多图也是可以的,可以参考trt-llm中vila的实现,不过确实只要传input emb就简单多了hh @DefTruth ,话说提到的trn是啥啊

Oldpan avatar Aug 13 '24 06:08 Oldpan

我也好奇这个input_embeds如何直接传,不确定你这里直接传input_embeds的具体需求是什么,是否和我一样。 不过InternVL2这个可以使用trt-llm跑起来,使用pre + img + post拼prompt的形式。这个token id是在输入trt-llm之前确定好,实际输入trt-llm decoder engine的时候,和图像的visual_feature一起传入decoder engine,input_ids在其中进行embed后和visual_feature一起concat,这个是可以实现的。 I'm also curious about how input_embeds can be directly passed.

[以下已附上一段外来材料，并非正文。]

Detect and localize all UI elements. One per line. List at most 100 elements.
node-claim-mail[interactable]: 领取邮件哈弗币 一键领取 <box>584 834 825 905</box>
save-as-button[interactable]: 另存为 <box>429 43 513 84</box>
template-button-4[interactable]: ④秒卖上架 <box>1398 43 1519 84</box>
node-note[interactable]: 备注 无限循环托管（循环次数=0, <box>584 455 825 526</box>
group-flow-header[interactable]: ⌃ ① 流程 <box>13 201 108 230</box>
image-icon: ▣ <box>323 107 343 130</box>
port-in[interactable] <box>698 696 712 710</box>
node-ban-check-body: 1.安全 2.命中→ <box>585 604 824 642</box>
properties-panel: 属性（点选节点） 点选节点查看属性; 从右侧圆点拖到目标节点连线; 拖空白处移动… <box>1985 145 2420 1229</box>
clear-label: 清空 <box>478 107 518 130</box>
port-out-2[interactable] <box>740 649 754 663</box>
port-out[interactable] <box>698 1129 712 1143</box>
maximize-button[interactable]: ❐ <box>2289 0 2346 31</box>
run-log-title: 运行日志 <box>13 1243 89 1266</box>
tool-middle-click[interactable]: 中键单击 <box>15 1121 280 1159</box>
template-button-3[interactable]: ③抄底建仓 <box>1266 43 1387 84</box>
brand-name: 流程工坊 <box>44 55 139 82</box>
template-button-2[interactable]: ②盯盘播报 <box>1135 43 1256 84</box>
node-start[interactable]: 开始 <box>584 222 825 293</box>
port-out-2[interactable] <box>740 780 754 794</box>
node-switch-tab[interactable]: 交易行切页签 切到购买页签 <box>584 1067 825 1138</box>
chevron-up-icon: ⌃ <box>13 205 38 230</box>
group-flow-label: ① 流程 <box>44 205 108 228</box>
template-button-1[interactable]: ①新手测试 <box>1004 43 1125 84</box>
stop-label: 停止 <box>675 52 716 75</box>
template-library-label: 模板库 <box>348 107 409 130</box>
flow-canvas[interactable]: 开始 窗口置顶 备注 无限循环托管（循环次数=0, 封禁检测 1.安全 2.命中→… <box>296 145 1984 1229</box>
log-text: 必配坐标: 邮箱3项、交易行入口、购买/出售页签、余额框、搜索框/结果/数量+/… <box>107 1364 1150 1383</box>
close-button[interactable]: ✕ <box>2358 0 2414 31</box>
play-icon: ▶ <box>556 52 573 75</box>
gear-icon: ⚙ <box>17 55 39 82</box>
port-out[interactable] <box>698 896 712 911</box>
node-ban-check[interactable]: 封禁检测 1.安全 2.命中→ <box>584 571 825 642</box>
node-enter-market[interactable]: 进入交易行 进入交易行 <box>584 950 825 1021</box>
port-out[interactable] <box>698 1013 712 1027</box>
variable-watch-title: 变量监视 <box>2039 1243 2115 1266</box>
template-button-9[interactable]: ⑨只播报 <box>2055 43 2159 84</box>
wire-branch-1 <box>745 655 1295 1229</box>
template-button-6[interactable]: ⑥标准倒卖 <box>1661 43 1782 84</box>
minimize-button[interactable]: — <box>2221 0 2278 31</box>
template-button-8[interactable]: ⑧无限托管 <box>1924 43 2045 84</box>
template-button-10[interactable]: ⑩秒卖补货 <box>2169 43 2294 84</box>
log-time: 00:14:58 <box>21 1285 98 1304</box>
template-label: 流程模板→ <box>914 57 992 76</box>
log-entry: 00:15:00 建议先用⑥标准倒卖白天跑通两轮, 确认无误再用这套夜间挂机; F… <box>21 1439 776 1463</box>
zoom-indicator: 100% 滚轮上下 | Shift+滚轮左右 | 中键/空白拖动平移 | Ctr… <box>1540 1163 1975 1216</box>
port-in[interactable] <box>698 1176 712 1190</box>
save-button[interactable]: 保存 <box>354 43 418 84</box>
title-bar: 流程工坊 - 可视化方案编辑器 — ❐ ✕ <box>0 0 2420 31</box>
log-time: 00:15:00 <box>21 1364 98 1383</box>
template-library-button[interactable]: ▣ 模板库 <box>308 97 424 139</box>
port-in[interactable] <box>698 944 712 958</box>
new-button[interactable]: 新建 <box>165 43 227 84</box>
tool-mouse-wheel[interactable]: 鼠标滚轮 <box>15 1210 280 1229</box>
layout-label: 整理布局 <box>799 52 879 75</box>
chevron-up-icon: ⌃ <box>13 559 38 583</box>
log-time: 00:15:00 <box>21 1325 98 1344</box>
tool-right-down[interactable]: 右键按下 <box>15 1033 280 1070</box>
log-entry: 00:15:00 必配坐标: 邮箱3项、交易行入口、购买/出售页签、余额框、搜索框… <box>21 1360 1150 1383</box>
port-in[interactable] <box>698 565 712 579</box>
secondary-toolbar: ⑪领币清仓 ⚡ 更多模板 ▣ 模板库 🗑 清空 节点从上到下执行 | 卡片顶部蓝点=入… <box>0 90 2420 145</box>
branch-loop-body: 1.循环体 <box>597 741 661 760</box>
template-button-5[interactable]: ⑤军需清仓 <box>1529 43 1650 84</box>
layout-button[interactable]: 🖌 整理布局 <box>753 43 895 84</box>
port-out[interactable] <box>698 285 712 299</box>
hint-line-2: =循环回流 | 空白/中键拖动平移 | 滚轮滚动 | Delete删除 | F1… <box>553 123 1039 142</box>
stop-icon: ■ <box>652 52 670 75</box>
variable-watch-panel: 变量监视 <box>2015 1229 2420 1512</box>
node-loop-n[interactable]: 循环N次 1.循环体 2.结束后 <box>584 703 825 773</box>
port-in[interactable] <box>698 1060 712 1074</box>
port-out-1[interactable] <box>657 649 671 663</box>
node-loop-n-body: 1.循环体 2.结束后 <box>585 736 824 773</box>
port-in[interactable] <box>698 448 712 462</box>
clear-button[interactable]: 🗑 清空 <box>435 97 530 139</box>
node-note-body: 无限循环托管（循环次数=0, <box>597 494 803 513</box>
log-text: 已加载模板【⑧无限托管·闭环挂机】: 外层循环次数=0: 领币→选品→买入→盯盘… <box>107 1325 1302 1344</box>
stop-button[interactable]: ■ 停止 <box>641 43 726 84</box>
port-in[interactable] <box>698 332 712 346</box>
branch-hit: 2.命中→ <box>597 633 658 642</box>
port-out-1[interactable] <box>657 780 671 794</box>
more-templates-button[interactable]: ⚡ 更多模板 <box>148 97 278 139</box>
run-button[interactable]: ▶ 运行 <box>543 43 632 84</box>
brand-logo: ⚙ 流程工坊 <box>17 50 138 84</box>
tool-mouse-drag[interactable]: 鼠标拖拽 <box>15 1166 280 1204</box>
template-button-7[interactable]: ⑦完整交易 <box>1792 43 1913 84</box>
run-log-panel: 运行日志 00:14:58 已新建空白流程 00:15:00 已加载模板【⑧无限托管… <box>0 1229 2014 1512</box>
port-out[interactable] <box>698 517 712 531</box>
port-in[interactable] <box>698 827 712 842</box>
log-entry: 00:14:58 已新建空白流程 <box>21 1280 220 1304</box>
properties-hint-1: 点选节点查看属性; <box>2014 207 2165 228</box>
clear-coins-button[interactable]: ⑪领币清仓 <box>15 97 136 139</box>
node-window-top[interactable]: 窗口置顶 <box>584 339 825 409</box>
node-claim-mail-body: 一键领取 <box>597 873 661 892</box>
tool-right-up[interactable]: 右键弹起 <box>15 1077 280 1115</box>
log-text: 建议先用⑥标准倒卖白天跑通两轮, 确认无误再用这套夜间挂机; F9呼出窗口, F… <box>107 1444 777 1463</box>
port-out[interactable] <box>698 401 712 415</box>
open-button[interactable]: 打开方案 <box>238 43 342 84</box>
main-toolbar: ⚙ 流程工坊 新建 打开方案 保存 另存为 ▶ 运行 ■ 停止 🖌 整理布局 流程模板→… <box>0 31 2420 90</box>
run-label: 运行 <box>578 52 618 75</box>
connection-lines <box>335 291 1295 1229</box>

I'm not sure about the specific requirement for directly passing input_embeds in your case, whether it is similar to mine. However, InternVL2 can be run using trt-llm by using a prompt format that concatenates pre + img + post. The token id is determined before passing it into the trt-llm engine, and during the actual input into the trt-llm decoder engine, it is passed along with the visual feature of the image into the decoder engine. The input_ids are embedded and concatenated with the visual feature within the decoder engine, and this can be implemented.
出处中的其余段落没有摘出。